Investigating the Folding of the Class I Type II PreQ1 Riboswitch in Cellular Conditions

Open Access
Luteran, Emily Michelle
Area of Honors:
Bachelor of Science
Document Type:
Thesis Supervisors:
  • Philip C. Bevilacqua, Thesis Supervisor
  • Raymond Lee Funk, Honors Advisor
  • Scott A Showalter, Faculty Reader
  • Xin Zhang, Faculty Reader
  • preQ1
  • riboswitch
  • RNA
  • folding
  • cellular conditions
Historically, RNA is thought to be a messenger molecule that transfers genetic information between DNA and proteins. However, recent studies have identified many necessary functions of RNA beyond acting as a messenger such as RNA enzymes, RNA thermometers, and RNA gene switches. The structures that an RNA adopts often dictate its function, in a similar manner to protein folding. RNA folding has been studied extensively under dilute in vitro solution conditions, yet little is known about RNA folding in vivo.
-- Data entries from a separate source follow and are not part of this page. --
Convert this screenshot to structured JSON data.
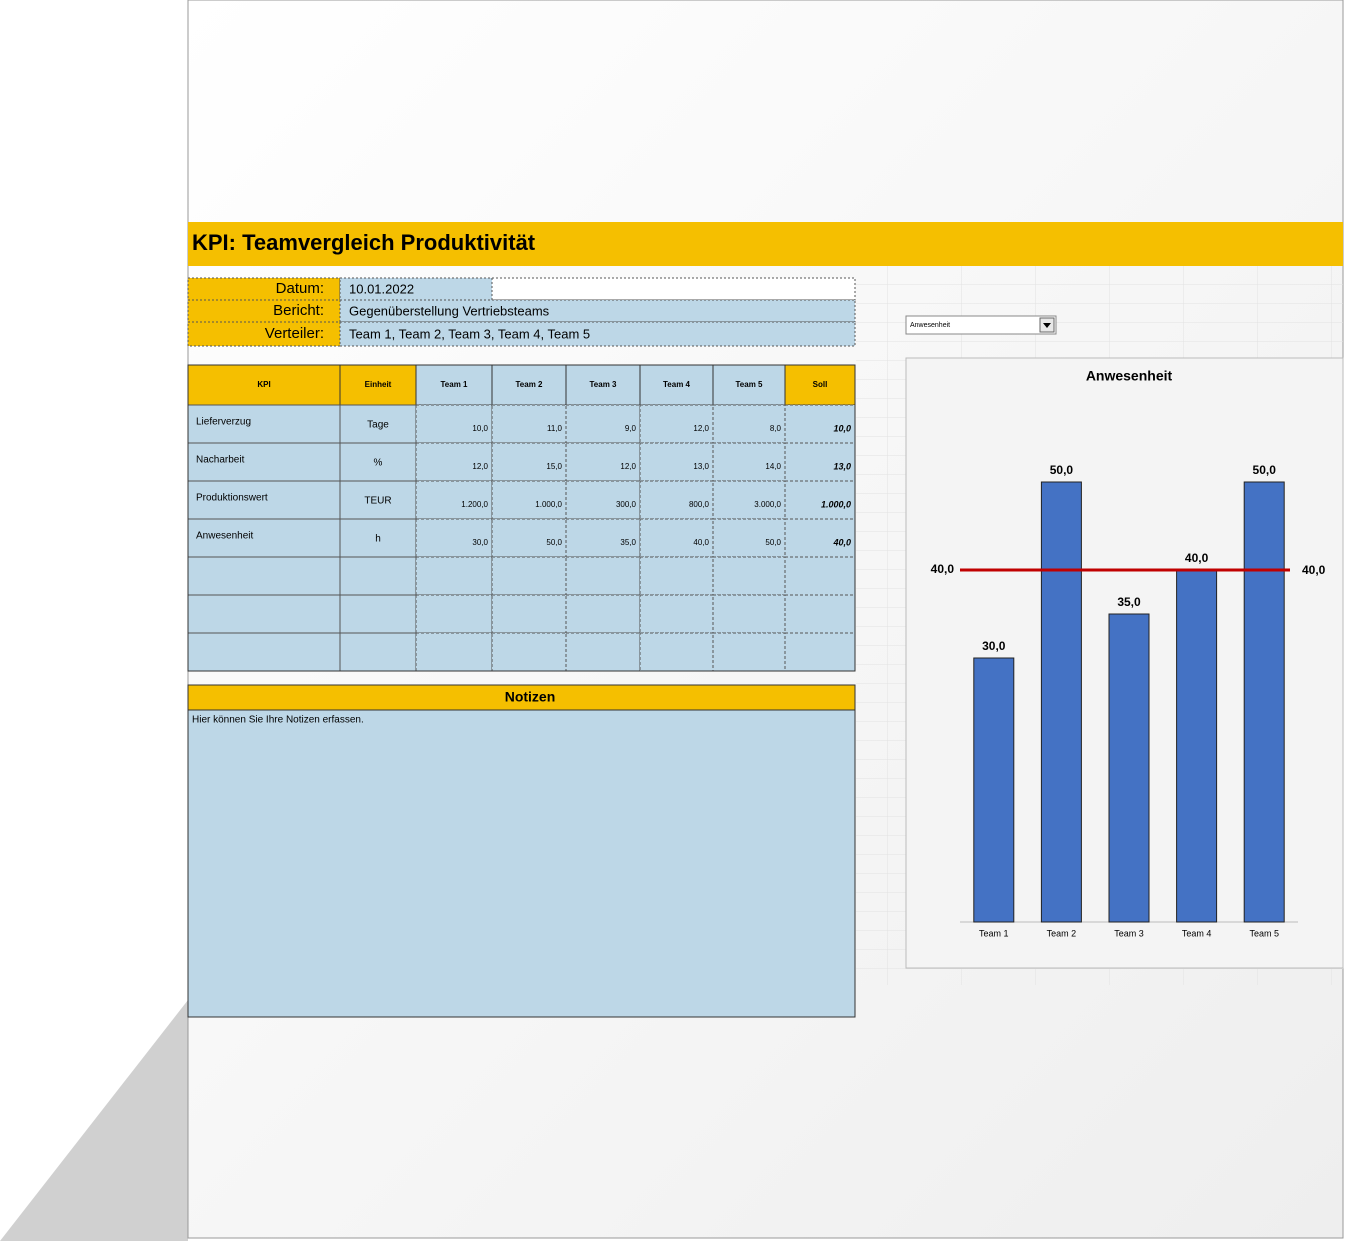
{
  "header": {
    "title": "KPI: Teamvergleich Produktivität"
  },
  "info": [
    {
      "label": "Datum:",
      "value": "10.01.2022"
    },
    {
      "label": "Bericht:",
      "value": "Gegenüberstellung Vertriebsteams"
    },
    {
      "label": "Verteiler:",
      "value": "Team 1, Team 2, Team 3, Team 4, Team 5"
    }
  ],
  "table": {
    "columns": [
      "KPI",
      "Einheit",
      "Team 1",
      "Team 2",
      "Team 3",
      "Team 4",
      "Team 5",
      "Soll"
    ],
    "rows": [
      [
        "Lieferverzug",
        "Tage",
        "10,0",
        "11,0",
        "9,0",
        "12,0",
        "8,0",
        "10,0"
      ],
      [
        "Nacharbeit",
        "%",
        "12,0",
        "15,0",
        "12,0",
        "13,0",
        "14,0",
        "13,0"
      ],
      [
        "Produktionswert",
        "TEUR",
        "1.200,0",
        "1.000,0",
        "300,0",
        "800,0",
        "3.000,0",
        "1.000,0"
      ],
      [
        "Anwesenheit",
        "h",
        "30,0",
        "50,0",
        "35,0",
        "40,0",
        "50,0",
        "40,0"
      ]
    ]
  },
  "notes": {
    "title": "Notizen",
    "text": "Hier können Sie Ihre Notizen erfassen."
  },
  "dropdown": {
    "value": "Anwesenheit"
  },
  "chart_data": {
    "type": "bar",
    "title": "Anwesenheit",
    "categories": [
      "Team 1",
      "Team 2",
      "Team 3",
      "Team 4",
      "Team 5"
    ],
    "values": [
      30,
      50,
      35,
      40,
      50
    ],
    "value_labels": [
      "30,0",
      "50,0",
      "35,0",
      "40,0",
      "50,0"
    ],
    "color": "#4472c4",
    "ylim": [
      0,
      60
    ],
    "target": {
      "value": 40,
      "label": "40,0",
      "color": "#c00000"
    }
  }
}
In vitro studies are typically performed in high concentrations of Mg2+ and Na+, which is very different from the cellular environment. The goal of this project is to get a better understanding of riboswitch folding under in vivo-like conditions, through a focus on the smallest riboswitch known, the preQ1 riboswitch. Riboswitches are RNAs that control gene expression by binding to small molecules in cells and changing structure. In particular, the preQ1 riboswitch binds to the preQ1 metabolite in the cell to regulate queuosine synthesis. In vivo-like studies were performed in solution with physiologically low concentrations of Mg2+ and K+, along with 20-40% molecular crowders to mimic the presence of macromolecules in the cell1. The folding of the preQ1 riboswitch was studied by thermal denaturation experiments under in vitro and in vivo-like conditions. Results to date suggest to RNA stabilization with and without preQ1 ligand in the presence of 10-20% crowder (PEG1K and PEG8K), along with an increase in cooperative, two-state folding under these conditions. Further work entails structure mapping the RNA to assign each melting transition to specific segments of the RNA and to examine how the in vivo-like folding of the riboswitch changes as the size of the RNA is changed and, ultimately, limited to the minimum aptamer domain.